# New GT From AS



## Ender (Oct 5, 2005)

Just took a drive w/ my girl up to AS on a whim looking for a medium sized cichlid. Ended up w/ a 4" or so GT for $45. Price seemed a bit high but I was already there and it's good to support our sponsors







AWESOME setup there though. Plenty of caribe in @ around 3-4" and 2 HUGE 14"+ rhoms. Lotsa great "gold diamond" rhoms and I seen about 12 3" peacock bass. Overall great experience. Finally a full tank shot cause I redid it.


----------



## warlock_king (Nov 23, 2006)

Nice looking gt pretty good size and Id say a little expensive yes but he looks great. Im bout to post pics of my latest gt take a look


----------



## lewis (Sep 13, 2005)

Nice fish man hows the jag treating it.


----------



## Ender (Oct 5, 2005)

The jag was a bastard at first. He's settled down though. Just a few light bumps here and there. Neither are eating now so I assume the Jag is just as uncomfortable w/ the new situation. I'll give it a day or two and see what happens.


----------



## BlackSunshine (Mar 28, 2006)

45 bucks for a GT? ouch. Is that with shipping?
I traded mine in a little smaller then that and got a whole whopping 8 bucks store credit. 
I could understand that price if this were a silver saum and not a common gold. *shrug* if you feel its worth it then thats all I have to say.
I'm suprise that the Jag is tollerant of it at all. tho Jags aren't as bad as some other types of cich's as far as keeping tank mates. GT's can be pretty bad tho.


----------



## Devon Amazon (Apr 3, 2005)

That is very expensive!

Still its a good looking fish, and if your happy then its all good


----------



## lewis (Sep 13, 2005)

good luck man you still got the dollars in their with em.


----------



## acestro (Jul 7, 2003)

BlackSunshine said:


> 45 bucks for a GT? ouch.
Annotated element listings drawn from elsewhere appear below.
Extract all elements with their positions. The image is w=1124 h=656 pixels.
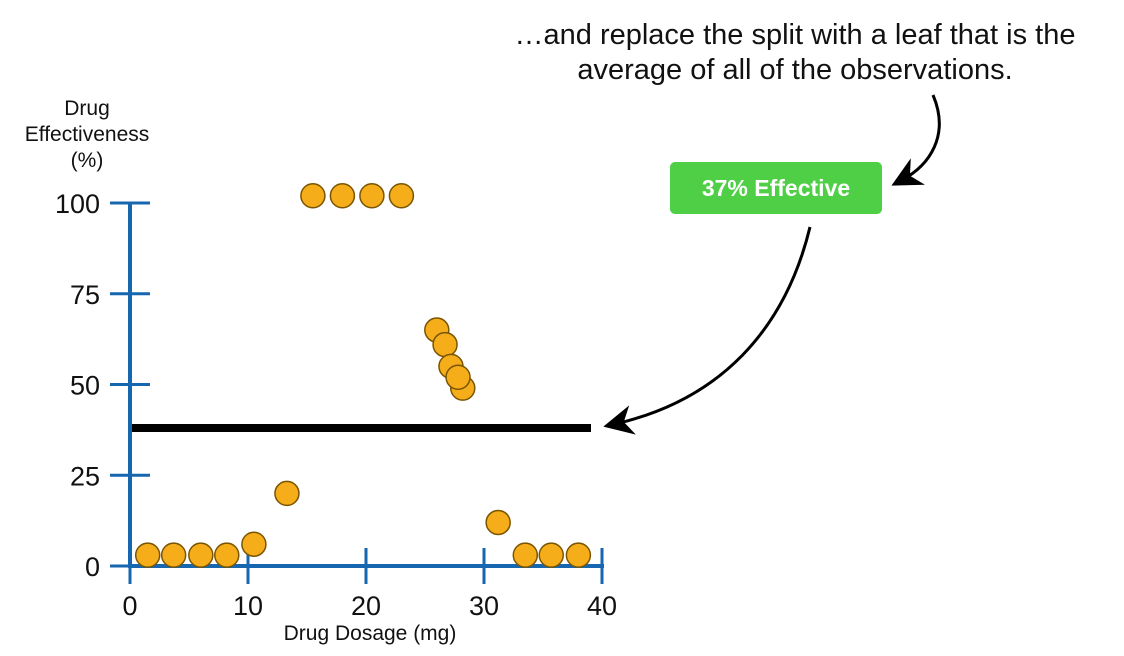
x-tick-label: 30 [469, 591, 499, 621]
annotation-line-2: average of all of the observations. [577, 54, 1013, 86]
data-point [388, 182, 415, 209]
y-tick-label: 100 [55, 189, 100, 219]
y-tick-label: 0 [85, 552, 100, 582]
data-point [445, 364, 471, 390]
y-tick-label: 75 [70, 280, 100, 310]
data-point [160, 542, 187, 568]
data-point [538, 542, 565, 568]
leaf-box: 37% Effective [670, 162, 882, 214]
y-axis-title-line-1: Drug [64, 97, 110, 120]
data-point [359, 182, 385, 209]
data-point [565, 542, 592, 568]
data-point [329, 182, 356, 209]
axes: 0 25 50 75 100 0 10 20 30 40 [55, 189, 617, 621]
arrow-to-leaf-box [891, 94, 941, 186]
x-axis-title: Drug Dosage (mg) [283, 622, 457, 645]
data-point [485, 509, 511, 536]
data-point [241, 531, 267, 557]
data-points [134, 182, 592, 568]
annotation-text: …and replace the split with a leaf that … [470, 18, 1120, 88]
arrow-to-split-line [603, 226, 812, 435]
y-axis-title-line-3: (%) [70, 149, 104, 172]
x-tick-label: 40 [587, 591, 617, 621]
y-axis-title-line-2: Effectiveness [24, 123, 150, 146]
x-tick-label: 0 [122, 591, 137, 621]
x-tick-label: 20 [351, 591, 381, 621]
data-point [188, 542, 214, 568]
x-tick-label: 10 [233, 591, 263, 621]
y-axis-title: Drug Effectiveness (%) [0, 96, 174, 174]
leaf-label: 37% Effective [701, 174, 851, 201]
y-tick-label: 50 [70, 371, 100, 401]
data-point [300, 182, 326, 209]
data-point [274, 480, 300, 507]
data-point [512, 542, 539, 568]
data-point [432, 331, 458, 358]
annotation-line-1: …and replace the split with a leaf that … [514, 19, 1076, 51]
data-point [134, 542, 161, 568]
data-point [214, 542, 240, 568]
y-tick-label: 25 [70, 461, 100, 491]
Is that with shipping?
> I traded mine in a little smaller then that and got a whole whopping 8 bucks store credit.
> I could understand that price if this were a silver saum and not a common gold. *shrug* if you feel its worth it then thats all I have to say.
> I'm suprise that the Jag is tollerant of it at all. tho Jags aren't as bad as some other types of cich's as far as keeping tank mates. GT's can be pretty bad tho.
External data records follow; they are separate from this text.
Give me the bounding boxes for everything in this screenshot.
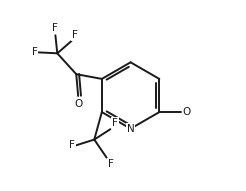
Text: F: F	[52, 23, 58, 33]
Text: F: F	[31, 47, 37, 57]
Text: F: F	[72, 30, 78, 40]
Text: F: F	[108, 159, 113, 168]
Text: N: N	[127, 124, 135, 134]
Text: F: F	[69, 140, 75, 150]
Text: O: O	[74, 99, 82, 109]
Text: F: F	[112, 118, 118, 128]
Text: O: O	[183, 107, 191, 117]
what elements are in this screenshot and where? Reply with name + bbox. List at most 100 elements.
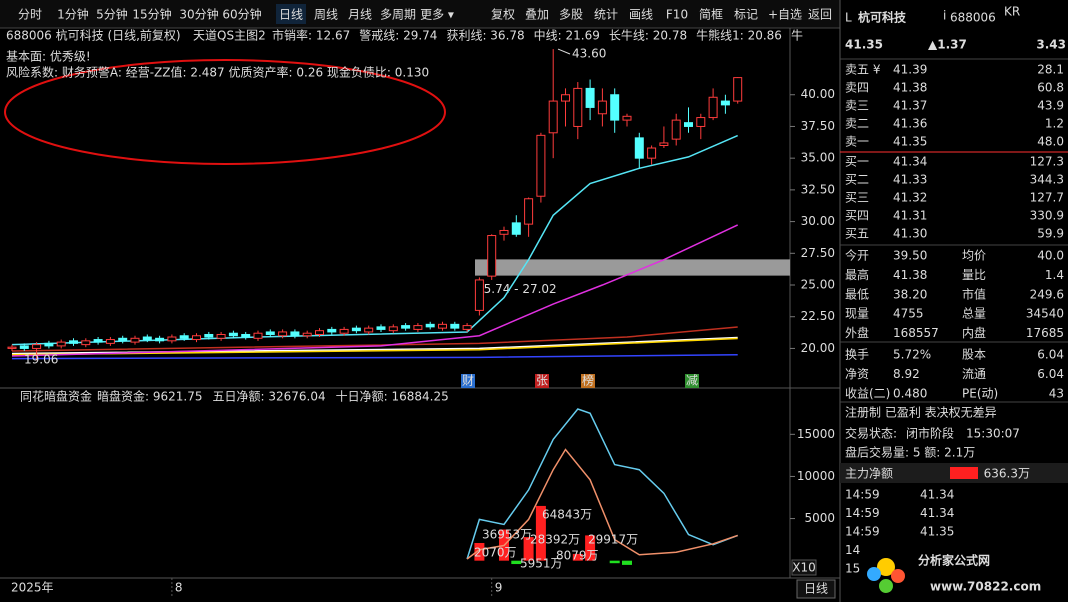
tool-button[interactable]: 统计 [594,8,618,22]
book-label: 买二 [845,173,869,187]
tick-time: 14:59 [845,488,880,502]
stat-value: 4755 [893,307,924,321]
candle-body [265,331,275,335]
tool-button[interactable]: F10 [666,8,688,22]
candle-body [487,235,497,277]
stat-label: 换手 [845,348,869,362]
candle-body [118,337,128,342]
candle-body [204,333,214,338]
stat-label: 内盘 [962,325,986,340]
chart-title: 688006 杭可科技 (日线,前复权) [6,28,181,43]
tool-button[interactable]: +自选 [768,8,802,22]
band-label: 25.74 - 27.02 [476,282,557,296]
book-price: 41.32 [893,191,927,205]
price-change-pct: 3.43 [1036,38,1066,52]
candle-body [44,342,54,347]
tab-active [276,4,306,24]
period-tab[interactable]: 日线 [279,8,303,22]
watermark [867,558,905,593]
period-tab[interactable]: 5分钟 [96,7,128,22]
indicator-stat: 十日净额: 16884.25 [336,390,449,404]
tick-price: 41.35 [920,525,954,539]
event-marker [535,374,549,388]
tool-button[interactable]: 多股 [559,8,583,22]
book-volume: 1.2 [1045,117,1064,131]
flow-bar [523,537,534,561]
candle-body [290,331,300,337]
period-tab[interactable]: 月线 [348,8,372,22]
book-volume: 344.3 [1030,173,1064,187]
stat-value: 1.4 [1045,268,1064,282]
book-price: 41.31 [893,209,927,223]
book-volume: 43.9 [1037,99,1064,113]
indicator-value: 牛 [791,28,803,43]
candle-body [659,142,669,146]
period-tab[interactable]: 15分钟 [132,7,171,22]
tool-button[interactable]: 叠加 [525,8,549,22]
book-volume: 28.1 [1037,63,1064,77]
tool-button[interactable]: 标记 [734,8,758,22]
period-tab[interactable]: 分时 [18,8,42,22]
candle-body [438,323,447,329]
stat-label: 最低 [845,287,869,301]
book-price: 41.30 [893,227,927,241]
indicator-value: 获利线: 36.78 [446,29,524,43]
candle-body [450,323,460,329]
stat-value: 34540 [1026,307,1064,321]
candle-body [597,100,607,115]
book-label: 买四 [845,209,869,223]
status-time: 15:30:07 [966,427,1020,441]
stat-label: 现量 [845,307,869,321]
period-tab[interactable]: 1分钟 [57,7,89,22]
price-change: ▲1.37 [928,38,967,52]
book-price: 41.39 [893,63,927,77]
stat-value: 0.480 [893,386,927,400]
tick-time: 14 [845,543,860,557]
stat-value: 38.20 [893,287,927,301]
candle-body [167,336,177,342]
last-price: 41.35 [845,38,883,52]
tool-button[interactable]: 复权 [491,8,515,22]
bar-annotation: 29917万 [588,533,638,547]
period-tab[interactable]: 60分钟 [222,7,261,22]
candle-body [228,332,238,337]
book-volume: 48.0 [1037,135,1064,149]
book-label: 买一 [845,155,869,169]
book-label: 买三 [845,191,869,205]
tool-button[interactable]: 返回 [808,8,832,22]
book-volume: 127.7 [1030,191,1064,205]
candle-body [105,339,115,344]
note: 风险系数: 财务预警A: 经营-ZZ值: 2.487 优质资产率: 0.26 现… [6,65,429,80]
period-tab[interactable]: 多周期 [380,8,416,22]
stat-value: 249.6 [1030,287,1064,301]
y-tick-label: 27.50 [801,246,835,260]
stat-label: 今开 [845,248,869,263]
stat-label: PE(动) [962,386,998,400]
indicator-value: 警戒线: 29.74 [359,28,437,43]
period-tab[interactable]: 30分钟 [179,7,218,22]
book-label: 卖四 [845,81,869,95]
candle-body [327,328,337,333]
stat-label: 收益(二) [845,386,890,400]
stat-label: 均价 [962,249,986,263]
tool-button[interactable]: 画线 [629,8,653,22]
y-tick-label: 35.00 [801,151,835,165]
tool-button[interactable]: 简框 [699,8,723,22]
candle-body [388,326,398,332]
candle-body [425,323,435,328]
candle-body [339,328,349,334]
logo-petal [891,569,905,583]
book-label: 卖二 [845,117,869,131]
stat-label: 最高 [845,267,869,282]
period-tab[interactable]: 更多 ▾ [420,8,454,22]
period-tab[interactable]: 周线 [314,8,338,22]
stat-value: 17685 [1026,326,1064,340]
info-tag: i [943,9,946,23]
flow-indicator [950,467,978,479]
event-marker [685,374,699,388]
moving-average [11,354,738,360]
bar-annotation: 36953万 [482,528,532,542]
stat-label: 净资 [845,367,869,381]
I got the same store credit amount, total rip-off.


----------



## Ender (Oct 5, 2005)

Eh, left for a day and a half to snowboard, came home to a broken divider and a dead GT. W/e. No tank mates for the Jag anymore


----------



## warlock_king (Nov 23, 2006)

sorry to hear that man, was a good looking fish.


----------



## BlackSunshine (Mar 28, 2006)

bummer. yeah the size diff was way too much. would have taken a year to get him to the size of your Jag and by then the jag would be 2x as big anyway.


----------



## scent troll (Apr 4, 2005)

nice GT! i like the tank set up too, its really nice looking, thats my kind of set up all the way. hope he does well, keep us posted on new pics and info


----------



## CichlidAddict (Jul 1, 2005)

Ocellatus2000 said:


> nice GT! i like the tank set up too, its really nice looking, thats my kind of set up all the way. hope he does well, keep us posted on new pics and info


Obviously you didn't read all the posts in this thread..


----------



## Cich Ambishionz (Oct 13, 2005)

I guess I will start breeding GT's


----------



## scent troll (Apr 4, 2005)

CichlidAddict said:


> nice GT! i like the tank set up too, its really nice looking, thats my kind of set up all the way. hope he does well, keep us posted on new pics and info


Obviously you didn't read all the posts in this thread..








[/quote]

lol obvious eh? sorry i scanned through on my break at work. scratch my last post i suppose


----------



## lewis (Sep 13, 2005)

sorry to here that man maybe try a female jag.


----------



## Ender (Oct 5, 2005)

Meh, I don't think I'm going to bother with any other tankmates unless I can get a slightly larger RD / Midas. My Jag is just a bastard. I was kind of hoping to end up w/ a female, or a more docile male, but I guess I'm "lucky" and just happened to pick out a Jag w/ a bit of "personality."


----------



## lewis (Sep 13, 2005)

I no all about crazy ass jags my old male would not allow any tankmates while he was in his prime he only allowed tankmates in his last year. Any new pics of your jag ender love his colouration.


----------



## oscar119 (Nov 26, 2005)

Wow sucks. Esp cause the GT was so expensive. But we all learn from our experiances.


----------



## Humper (Aug 7, 2006)

I think it looks great


----------



## piranha_guy_dan (Oct 4, 2004)

nice gt. they are one of my favourite sa/ca cichlids


----------



## BlackSunshine (Mar 28, 2006)

His Jag wasen't so excited about them. hehehe


----------



## oscar119 (Nov 26, 2005)

BlackSunshine said:


> His Jag wasen't so excited about them. hehehe










Yeah I don't think GT's are the jag's favorite cichlid. Jags/dovii/etc are such hypocrites.. They're like black white supremecists..


----------



## BlackSunshine (Mar 28, 2006)

Hate crimes in the fish world.


----------